Y llegas aquí, a uno de los países más ricos de Europa, pensando que todo va a ser mejor. Por algo todo el mundo dice esto de "así va España" o "esto sólo pasa en España". Pues mire usted que eso no es así.


Aquí aparte de haber trabajo a "tuti plen" (porque el que no trabaja es porque no quiere), pocas cosas hay que superen a nuestro estado ibérico. Para empezar, la sanidad es una desgracia, que está entre las peores de los miembros originales de la UE. Al transporte público no hay por donde cogerlo tampoco. El sistema ferroviario ha sido tan privatizado que hay como 10 diferentes compañías que poseen trocitos de la red. Esto ha provocado que el hecho de que un tren llegue a su hora es una especie de milagro. En cuanto al transporte urbano, un tanto de lo mismo. Ineficaz, anticuado, caro, poco fiable...


Pero alguien se queja? Que va! Recuerdo estar en una parada de autobús urbano casi una hora, en la que tres autobuses consecutivos no aparecieron (a pesar de estar anunciado la hora estimada de llegada en una de estas modernas pantallas que hay en cada parada). Éramos unas cinco personas. Llovía al estilo galés, es decir, de lado. Y por si fuera poco hacía un frío que pelaba. Uno a uno fueron cogiendo sus teléfonos móviles para llamar al que le estaba esperando al otro lado el trayecto. "Cariño, que voy a llegar tarde. No, el autobús no ha pasado. No, el 68 tampoco, qué se le va a hacer?". No había ni una gota de enfado en esas voces, que resignadamente lo tomaban como algo normal.

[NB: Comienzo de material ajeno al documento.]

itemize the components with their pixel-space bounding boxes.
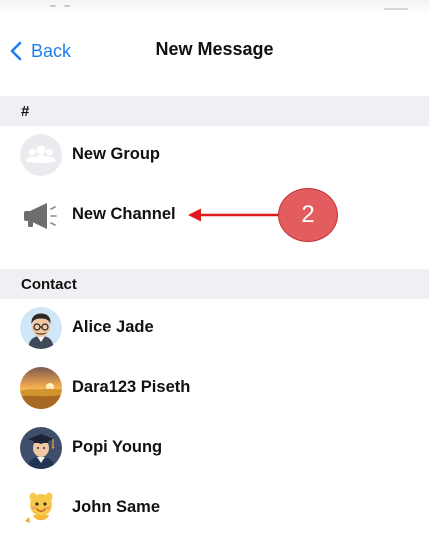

A mí me salía humo por las orejas. "Esto es increíble!, llevamos 50 minutos aquí y ya van 3 autobuses que no pasan!, esto no es normal!", expresaba en alto, esperando que alguien asintiera a mis frustraciones. Pero no. Cada uno siguió a lo suyo. A esperar que es lo que toca.

Cuándo por fin llegó el bendito autobús, y le comenté al conductor lo que llevábamos esperando (por cierto que fui la única que dijo algo), solo acertó a decir "de veras no ha pasado?". Y procedió a cobrarme el ticket (que debe ser abonado en monedas de forma exacta y cuyo precio varía dependiendo a la zona de la ciudad donde te bajes). Y allí se termino la protesta. Nadie dijo esta boca es mía. Me hubiera gustado ver que hubiera pasado en cualquier ciudad de España, con la gente todo allí en la parada, comentando, resoplando, braceando... pero no, esto no es España.....ya les gustaría!